Следовало тщательно прикинуть, как исключить возможности ещё более неприемлемого сценария: лагерная практика повязывать предателей кровью широко применялась не только в концлагерях, но и в лагерях для военнопленных. Вопреки воплям либерастов двадцать первого века, вермахт устанавливал в подведомственных лагерях порядки отнюдь не в белых перчатках. А ну как поставит меня Вайда рядом с виселицей, даст в руки верёвочку и заставит самолично вешать советских военнопленных? Что тогда?

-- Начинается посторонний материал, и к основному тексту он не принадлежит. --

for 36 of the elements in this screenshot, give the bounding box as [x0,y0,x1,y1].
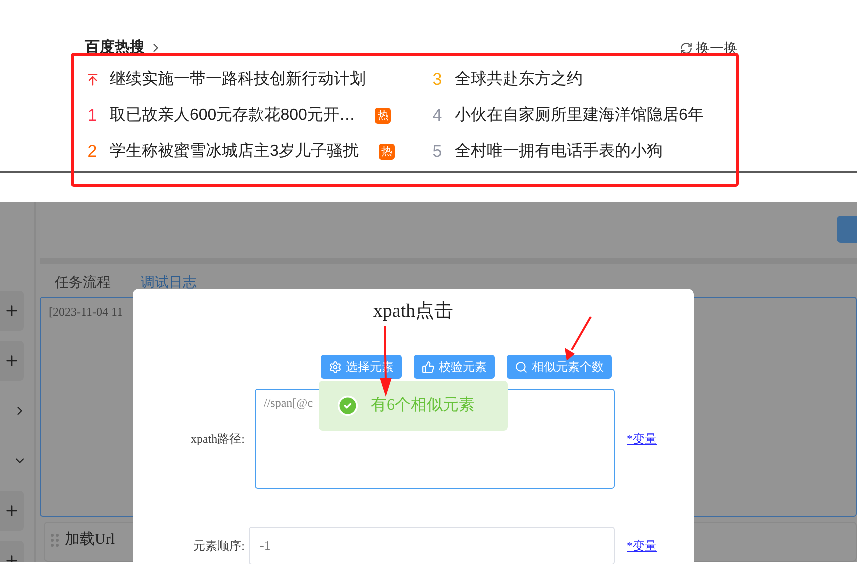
tab[interactable]: 任务流程 [55,273,111,294]
hot-badge: 热 [375,108,392,124]
rank-number: 4 [432,105,442,128]
plus-icon[interactable] [4,303,20,319]
rank-number: 1 [88,105,98,128]
hot-badge: 热 [378,144,395,160]
hot-search-link[interactable]: 全球共赴东方之约 [455,68,583,92]
drag-handle-icon[interactable] [51,534,59,547]
dialog-title: xpath点击 [372,300,455,324]
input-field[interactable]: -1 [249,527,615,564]
check-circle-icon [337,395,359,417]
refresh-icon [680,42,693,54]
log-line: [2023-11-04 11 [49,305,124,319]
field-label: xpath路径: [190,431,245,448]
gear-icon [329,360,342,374]
variable-link[interactable]: *变量 [627,537,657,555]
card-title: 加载Url [65,530,115,550]
toast-message: 有6个相似元素 [371,396,475,416]
plus-icon[interactable] [4,503,20,519]
field-label: 元素顺序: [192,538,245,555]
hot-search-link[interactable]: 取已故亲人600元存款花800元开… [110,104,356,128]
rank-number: 5 [432,141,442,164]
variable-link[interactable]: *变量 [627,430,657,448]
rank-number: 3 [432,69,442,92]
thumbs-up-icon [422,360,435,374]
annotation-arrow [563,316,593,362]
add-button[interactable] [0,341,24,381]
rank-number: 2 [88,141,98,164]
search-icon [515,360,528,374]
hot-search-link[interactable]: 学生称被蜜雪冰城店主3岁儿子骚扰 [110,140,359,164]
hot-search-link[interactable]: 继续实施一带一路科技创新行动计划 [110,68,366,92]
hot-search-link[interactable]: 小伙在自家厕所里建海洋馆隐居6年 [455,104,704,128]
add-button[interactable] [0,291,24,331]
hot-search-link[interactable]: 全村唯一拥有电话手表的小狗 [455,140,663,164]
add-button[interactable] [0,491,24,531]
plus-icon[interactable] [4,353,20,369]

А поглядим. По крайней мере, постараюсь до такого не доводить. А для этого следует сделаться незаменимым и чрезвычайно востребованным работником на благо Рейха. Так, чтобы всё, как нравится этим колбасникам: чётко и педантично выполнять распоряжения вышестоящего командования. Учёт и порядок, доведённые до абсурда. А заодно и поближе к документам подобраться. Думаю, хотя бы это подпольщики должны оценить.

Итак, «Отдел 2Б». Ну, по крайней мере, хоть какой-то план

А пока наш новый эшелон набирал ход. Встречный ветер периодически обдувал макушки людей на платформе. Отсутствие крыши, на первый взгляд, было лучше вагонной духоты, но не спасало от нещадно жалящего кожу полуденного солнца. Борта платформы были довольно высоки, так что приходилось вставать на цыпочки, чтобы увидеть пролетающие мимо пейзажи.

Лето было в самом разгаре. Открывающееся под лазурным небом буйство красок, обильно разбавленных зеленью, радовало взгляд и создавало парадоксальную иллюзию мирного покоя, лишь иногда прерываемую видом сгоревших и разрушенных сёл и хуторов, обугленного кирпича полустанков и едва схваченной ржой искорёженной техники на дорогах, да ещё кое-где мелькавшими мёртвыми подпалинами выжженной земли на брошенных полях.